The three layers are dealt with in each segment as it is mobilized, until the final core of unitary vegetative functioning is reached. The depth of the layer on which one is working is recognized by the extent to which the organism is involved in the response, and the ability of the patient to function. If the first four segments are free, one is always working at a deep layer.

When one reaches the pelvis, which is always freed last, the main danger in therapy presents itself. If the pelvis is freed early, as is done in some body-oriented therapies, the individual cannot handle the sexual impulse, and either confusion and disintegration follow or else earlier problems, such as sadistic impulses, are carried into the sexual life. One exception is with depressives, where the low energy and great inhibition make early freeing of the pelvis safe. Freeing the pelvis is called the end phase of therapy. It is especially dangerous if the main block has not been dissolved. The end phase begins with the full flow of energy into the pelvis, and the totality of the organism begins to function. The danger is in the sudden rise in energy level. Previously, the organism functioned by binding energy, now it no longer can and may react dangerously to the high level of energy, to which it is unaccustomed. One, therefore, does not rush to the pelvis. Wrong concepts of freedom such as promiscuity may be displayed and urges of the moment given in to with no evaluation of the consequences.

At first, the patient feels he is right back where he started. Symptoms reappear, sometimes stronger than before. One source of danger is a tenacious block which shows where the danger will occur in the end phase. If the block is in the diaphragm, for example, somatic symptoms and collapse must be watched for. The more tenacious the block, the more trouble can be expected. The main block plus orgasm anxiety, which occurs at the end of the endphase, may make the situation insoluble. Suicide, psychosis, even murder or other criminal behavior may occur. Organic symptoms may also appear and require operation, such as appendicitis, ovarian cyst, and fibroids; even cancer may develop. The organism may develop tolerance to this new functioning until terror gives way to pleasure in the accomplished freedom. The final problem is to structuralize the patient’s health. He is kept under observation and assisted until he is secure against regressing. This make take one or two years.
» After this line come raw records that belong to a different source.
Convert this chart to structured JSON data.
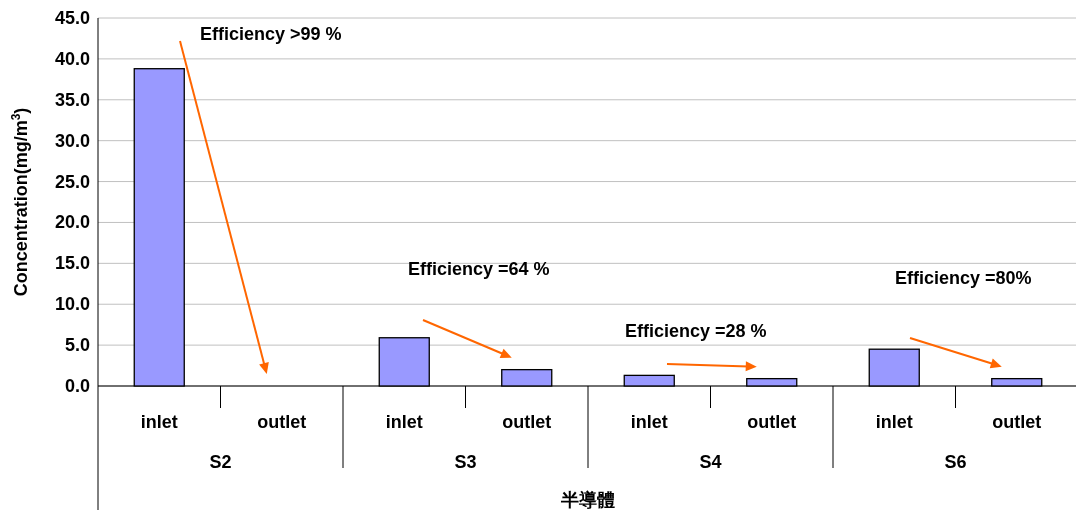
{
  "chart_data": {
    "type": "bar",
    "xlabel": "半導體",
    "ylabel": "Concentration(mg/m$^{3}$)",
    "categories": [
      "inlet",
      "outlet",
      "inlet",
      "outlet",
      "inlet",
      "outlet",
      "inlet",
      "outlet"
    ],
    "values": [
      38.8,
      0,
      5.9,
      2.0,
      1.3,
      0.9,
      4.5,
      0.9
    ],
    "color": "#9999ff",
    "ylim": [
      0,
      45
    ],
    "yticks": [
      {
        "value": 0,
        "label": "0.0"
      },
      {
        "value": 5,
        "label": "5.0"
      },
      {
        "value": 10,
        "label": "10.0"
      },
      {
        "value": 15,
        "label": "15.0"
      },
      {
        "value": 20,
        "label": "20.0"
      },
      {
        "value": 25,
        "label": "25.0"
      },
      {
        "value": 30,
        "label": "30.0"
      },
      {
        "value": 35,
        "label": "35.0"
      },
      {
        "value": 40,
        "label": "40.0"
      },
      {
        "value": 45,
        "label": "45.0"
      }
    ],
    "grid": "y",
    "annotations": [
      "Efficiency >99 %",
      "Efficiency =64 %",
      "Efficiency =28 %",
      "Efficiency =80%",
      "S2",
      "S3",
      "S4",
      "S6"
    ]
  }
}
Orgastic potency is always the goal but cannot be attained in most cases. However, the majority will attain a satisfactory degree of health and functioning with the overcoming of all major symptoms. Where stasis can be prevented or overcome and the environment adjusted satisfactorily, one can expect the patient to continue to improve for years after therapy has been discontinued.
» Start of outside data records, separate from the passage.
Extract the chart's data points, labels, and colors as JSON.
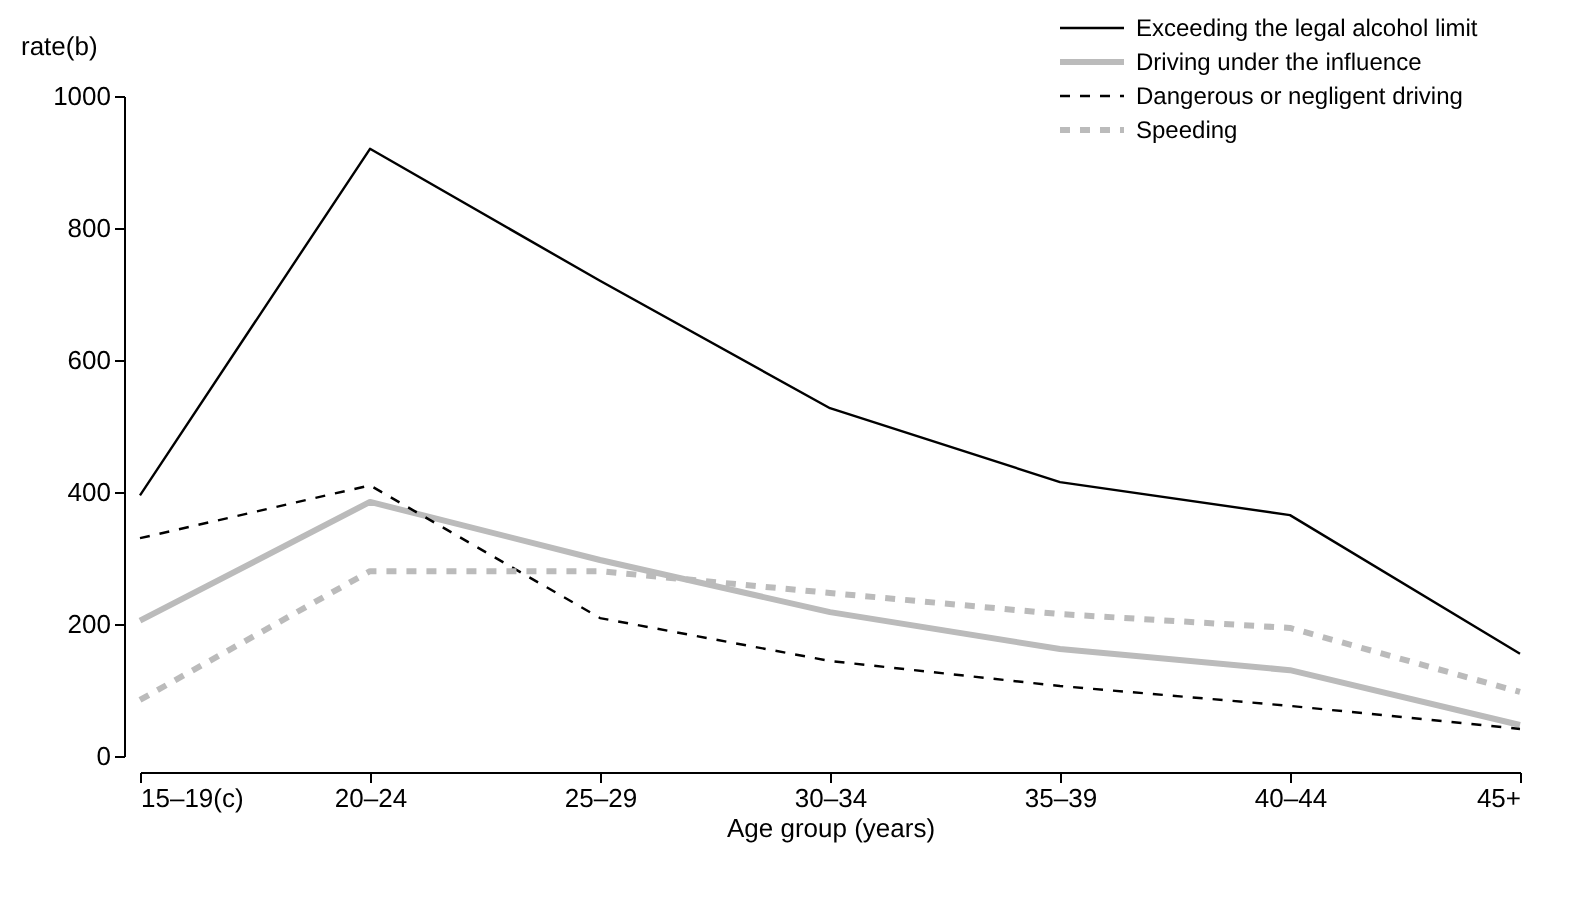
{
  "chart_data": {
    "type": "line",
    "xlabel": "Age group (years)",
    "ylabel": "rate(b)",
    "categories": [
      "15–19(c)",
      "20–24",
      "25–29",
      "30–34",
      "35–39",
      "40–44",
      "45+"
    ],
    "ylim": [
      0,
      1000
    ],
    "yticks": [
      0,
      200,
      400,
      600,
      800,
      1000
    ],
    "grid": false,
    "legend": "top right",
    "marker": "none",
    "series": [
      {
        "name": "Exceeding the legal alcohol limit",
        "color": "#000000",
        "line_style": "solid",
        "values": [
          395,
          920,
          720,
          527,
          415,
          365,
          155
        ]
      },
      {
        "name": "Driving under the influence",
        "color": "#bbbbbb",
        "line_style": "solid",
        "values": [
          205,
          385,
          297,
          218,
          162,
          130,
          47
        ]
      },
      {
        "name": "Dangerous or negligent driving",
        "color": "#000000",
        "line_style": "dashed",
        "values": [
          330,
          410,
          209,
          144,
          106,
          76,
          41
        ]
      },
      {
        "name": "Speeding",
        "color": "#bbbbbb",
        "line_style": "dashed",
        "values": [
          85,
          280,
          280,
          247,
          215,
          194,
          97
        ]
      }
    ]
  }
}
Orgonomic technique is less dependent on verbal communication from the patient and is very effective in attacking the neurotic structure. Thus it has a very wide application. Besides the usual neuroses, it is especially effective in treating schizophrenia, epilepsy, and the somatic biopathies, such as asthma, gastric ulcer, hypertension, spastic colitis, and many types of headache. It is, however, not a panacea. Not every case can be treated, and a few can only be made worse. It is important to recognize these cases early and discontinue therapy. Here the individual cannot tolerate expansion and movement and reacts badly to every advance in therapy or breaks down into physical illness. In every case, therapy cannot be wholly successful until the organism has developed tolerance to change or is ready to change, or, as Freud put it, "has sufficiently ripened."


1. Reich, W.: Character Analysis. New York: Farrar, Straus and Giroux, 1970.

2. Reich, W.: The Function of the Orgasm. The Discovery of the Orgone, Vol. I.: New York: Farrar, Straus, and Giroux, 1964.

3. Baker, E.F.: Man in the Trap. New York: The Macmillan Co., 1967.